XXXV. – «Qui suis-je pour être ainsi méprisée par toi, ou quel grand danger y a-t-il dans mon amour? quel mal ferait à tes lèvres un pauvre baiser? Parle, mon bien-aimé; mais ne dis rien que de tendre ou garde le silence. Donne-moi un baiser, je te le rendrai, et puis un autre pour les intérêts, si tu en veux deux.

XXXVI. – «Fi donc, portrait sans vie, marbre froid et insensible, idole bien enluminée, image sourde et inanimée, statue qui ne satisfait que les yeux, être semblable à l'homme, mais qui ne naquis point d'une femme: tu n'es pas un homme, quoique tu aies le teint d'un homme, car les hommes donnent des baisers par leur propre instinct.»

XXXVII. – Elle dit, l'impatience arrête sa langue suppliante, et la colère qui l'étouffe la contraint au silence; ses joues enflammées, ses yeux ardents disent assez ses outrages; étant juge et amante, elle ne peut se faire rendre justice. Tantôt elle pleure, tantôt elle veut parler, ses sanglots s'y opposent.

XXXVIII. – Parfois elle secoue la tête, puis elle lui prend la main; elle le regarde, et puis elle fixe ses yeux sur la terre. Quelquefois ses bras l'entourent comme une ceinture; elle voudrait l'enchaîner dans ses bras, mais il ne veut pas, et quand il s'efforce d'échapper à son étreinte, elle enlace ses doigts de lis.

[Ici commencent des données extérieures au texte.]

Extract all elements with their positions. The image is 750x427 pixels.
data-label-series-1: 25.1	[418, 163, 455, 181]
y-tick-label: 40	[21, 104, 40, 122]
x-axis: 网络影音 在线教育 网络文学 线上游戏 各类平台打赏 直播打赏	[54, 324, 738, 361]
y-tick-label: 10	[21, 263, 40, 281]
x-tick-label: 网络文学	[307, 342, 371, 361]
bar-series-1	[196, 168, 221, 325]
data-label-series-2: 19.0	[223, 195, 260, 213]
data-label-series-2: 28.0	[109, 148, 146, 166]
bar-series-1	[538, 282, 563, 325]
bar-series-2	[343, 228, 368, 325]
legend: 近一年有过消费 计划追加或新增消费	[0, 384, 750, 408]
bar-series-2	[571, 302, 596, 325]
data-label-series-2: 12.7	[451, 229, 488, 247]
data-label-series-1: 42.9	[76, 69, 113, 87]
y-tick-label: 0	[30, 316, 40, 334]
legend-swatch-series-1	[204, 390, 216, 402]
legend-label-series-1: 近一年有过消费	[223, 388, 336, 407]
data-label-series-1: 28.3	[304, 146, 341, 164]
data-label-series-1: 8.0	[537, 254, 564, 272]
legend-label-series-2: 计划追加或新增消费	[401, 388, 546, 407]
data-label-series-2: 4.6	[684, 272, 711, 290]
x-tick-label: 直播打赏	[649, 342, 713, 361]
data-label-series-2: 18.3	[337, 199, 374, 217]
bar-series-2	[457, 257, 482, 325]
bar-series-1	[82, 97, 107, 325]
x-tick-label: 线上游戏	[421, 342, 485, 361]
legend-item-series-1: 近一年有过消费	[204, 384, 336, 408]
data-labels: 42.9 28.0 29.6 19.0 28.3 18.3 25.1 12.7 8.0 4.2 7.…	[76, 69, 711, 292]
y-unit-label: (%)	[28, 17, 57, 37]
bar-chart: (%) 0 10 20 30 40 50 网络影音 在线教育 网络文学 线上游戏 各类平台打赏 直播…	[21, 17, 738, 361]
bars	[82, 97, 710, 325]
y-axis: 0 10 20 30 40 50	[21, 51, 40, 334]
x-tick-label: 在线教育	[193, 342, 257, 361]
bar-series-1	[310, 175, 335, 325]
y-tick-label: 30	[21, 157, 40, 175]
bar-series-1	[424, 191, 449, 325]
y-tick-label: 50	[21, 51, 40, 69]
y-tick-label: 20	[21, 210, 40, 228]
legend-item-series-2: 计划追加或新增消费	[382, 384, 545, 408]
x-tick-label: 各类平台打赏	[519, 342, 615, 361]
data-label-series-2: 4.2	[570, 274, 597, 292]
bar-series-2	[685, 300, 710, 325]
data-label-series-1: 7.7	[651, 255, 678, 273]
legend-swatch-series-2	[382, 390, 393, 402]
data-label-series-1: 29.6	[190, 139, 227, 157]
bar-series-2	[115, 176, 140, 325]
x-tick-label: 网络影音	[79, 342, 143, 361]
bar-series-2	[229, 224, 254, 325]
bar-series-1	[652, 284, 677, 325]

XXXIX. – «Mon amour, dit-elle, puisque je t'ai enfermé dans ce cercle d'ivoire, je serai le parc, et tu seras mon daim; nourris-toi où tu voudras, sur les coteaux ou dans la vallée; rassasie-toi sur mes lèvres, et, si les montagnes sont desséchées, erre plus bas, tu y trouveras de douces fontaines.

XL. – «Dans ces limites tu as de quoi te satisfaire; une pelouse et une belle plaine délicieuse; des coteaux arrondis et des taillis épais et sombres pour te mettre à l'abri de la tempête et de la pluie. Sois donc mon daim puisque je suis un parc si charmant; aucun limier ne t'y poursuivra, quand même tu en entendrais aboyer mille.»

XLI. – A ces mots, Adonis sourit de dédain; sur chacune de ses joues se forme une jolie fossette; c'est l'amour qui les a creusées, et s'il périssait il pourrait être enseveli dans une tombe si simple, sachant bien qu'une fois qu'il y serait déposé il y vivrait et ne pourrait pas mourir.

XLII. – Ces aimables grottes, ces fossettes enchantées ouvrent leur bouche pour engloutir le caprice de Vénus. Elle était déjà folle, que va devenir sa raison? déjà frappée à mort, qu'a-t-elle besoin d'une autre blessure? Pauvre reine de l'amour, abandonnée dans ton propre empire, peux-tu bien aimer des joues que le mépris seul fait sourire?

XLIII. – Maintenant que fera-t-elle, que dira-t-elle? elle a tout dit et n'a fait qu'augmenter ses maux. Le temps a fui, son amant va s'éloigner; il cherche à s'échapper de ses bras enlacés. «Par pitié, s'écrie-t-elle, une grâce… un remords…» Il s'élance et se précipite vers son coursier.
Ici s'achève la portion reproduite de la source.